For every situation in life, good or bad, take it as an opportunity to be challenged, learn, and ultimately grow.
I think I am going to write that in big, bold letters and and hang it up in my room. I need to be reminded of that more often. Yesterday was one of those good days that had a not so good thing happen. During a long video shoot for a project in my Global and Urban Ministries class, I lost 4 of my 5 memory cards. We got back to the car afterward and they just simply weren’t in my bag, even though I know we started the shoot with them. After a few frantic searches through both of my bags and the car we were riding in, I gave in and admitted they were gone.
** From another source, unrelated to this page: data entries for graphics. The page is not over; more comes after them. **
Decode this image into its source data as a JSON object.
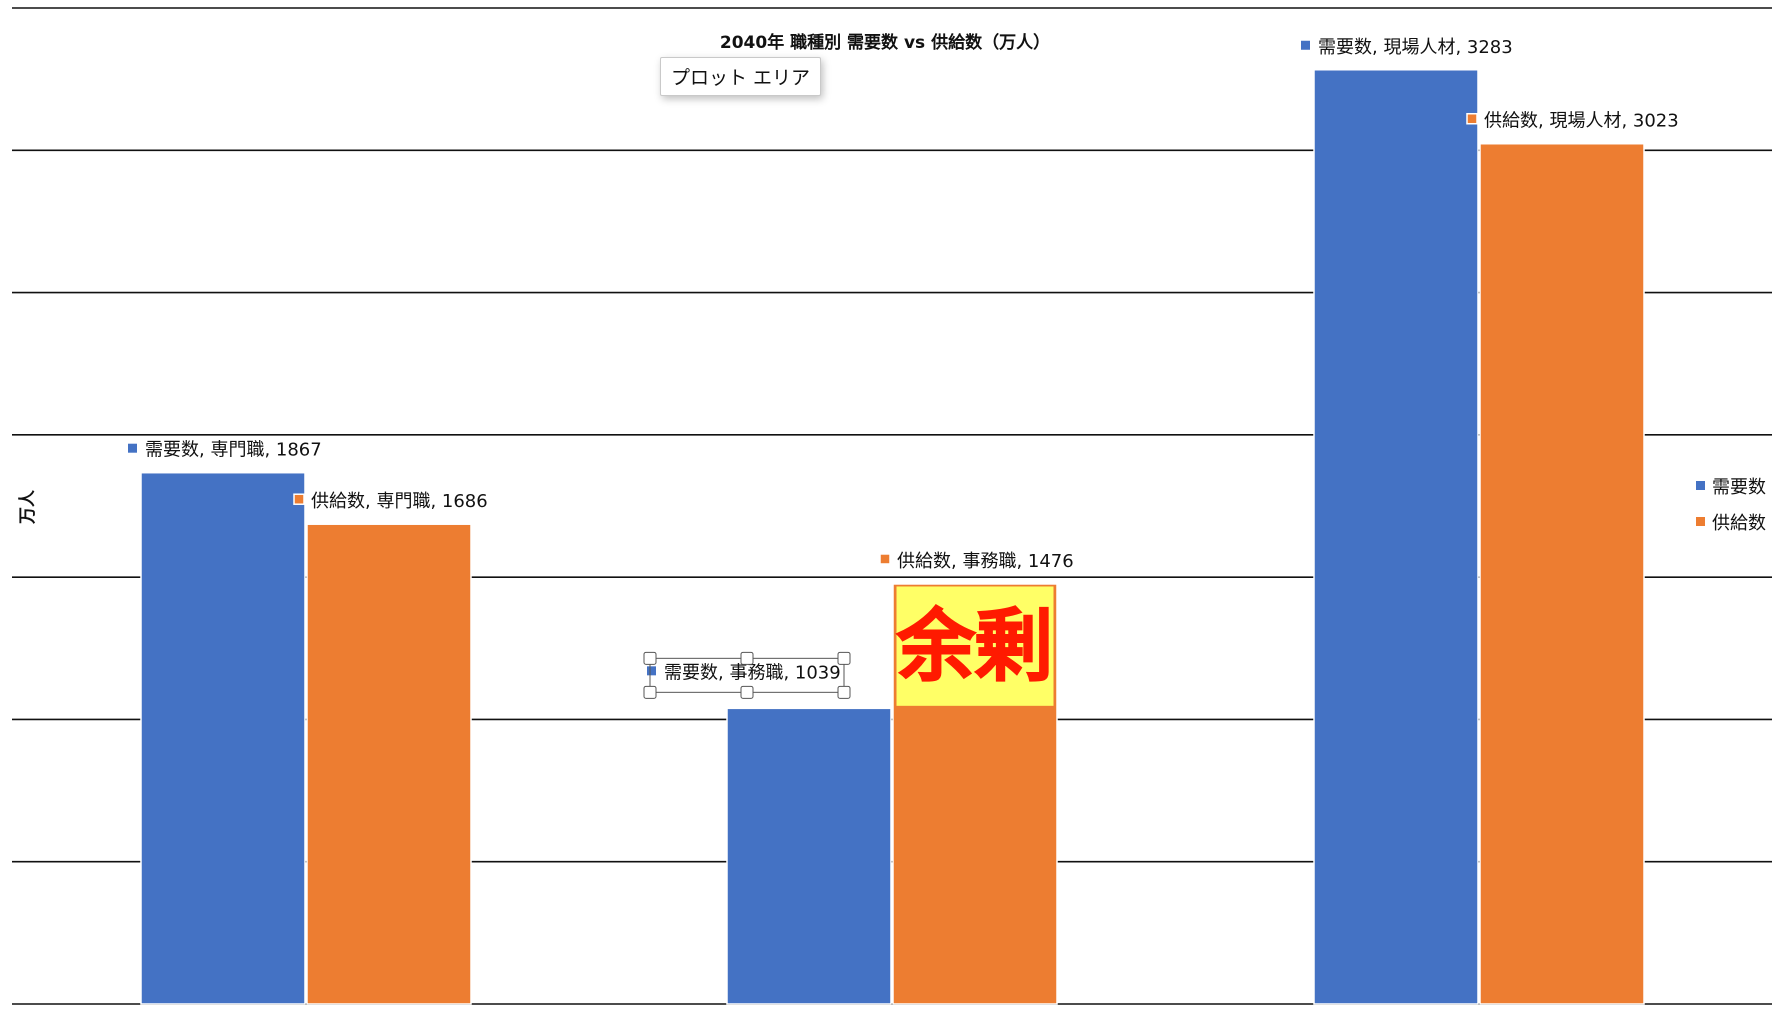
{
  "chart_data": {
    "type": "bar",
    "title": "2040年 職種別 需要数 vs 供給数（万人）",
    "ylabel": "万人",
    "xlabel": "",
    "categories": [
      "専門職",
      "事務職",
      "現場人材"
    ],
    "series": [
      {
        "name": "需要数",
        "color": "#4472C4",
        "values": [
          1867,
          1039,
          3283
        ]
      },
      {
        "name": "供給数",
        "color": "#ED7D31",
        "values": [
          1686,
          1476,
          3023
        ]
      }
    ],
    "ylim": [
      0,
      3500
    ],
    "grid": true,
    "legend_position": "right",
    "annotation": {
      "text": "余剰",
      "color": "#FF1A00",
      "background": "#FFFF66"
    }
  },
  "tooltip": {
    "text": "プロット エリア"
  }
}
Let me be really transparent with you today, my lovely blog readers. To me, losing these memory cards was more than just losing $140 worth of equipment, it brought on insecurity about who I am and what I am doing. I did have a slight freak out at the idea of trying to find the money to replace everything. But mostly it made me question whether or not I’m really cut out for this. 18 and owning a business? I’ve had people ask me if I am crazy, and yesterday I actually asked that question myself. Seriously, what am I doing here?
But I am so thankful for my mom who did her best to calm me down. She said “it’s not the end of the world.” And although it was hard to admit, I knew she was right. All I lost was $140 and a few interviews for the documentary I am working on. The interviews can be filmed again and the memory cards can be replaced. It will be alright.
Through this whole experience, I’ve decided I need to take a more Pollyanna perspective on things. I should start playing “the glad game” more often and choose happiness and to focus on the good things. Yesterday, I realized how very thankful I am for the friends and family I have who support me. I got many hugs last night which was just what my heart needed. And a dear friend even brought me some soup and chocolate pudding with a sweet note attached. I’m so ridiculously blessed by the awesome people I have in my life.
As for those questions I asked myself, I’m going to continue to dream and run hard to make those things possible. I choose to learn in every situation, whether good or bad. I choose to grow and be challenged, and not let anything stand in my way. Happiness is a choice. So today I choose to be happy.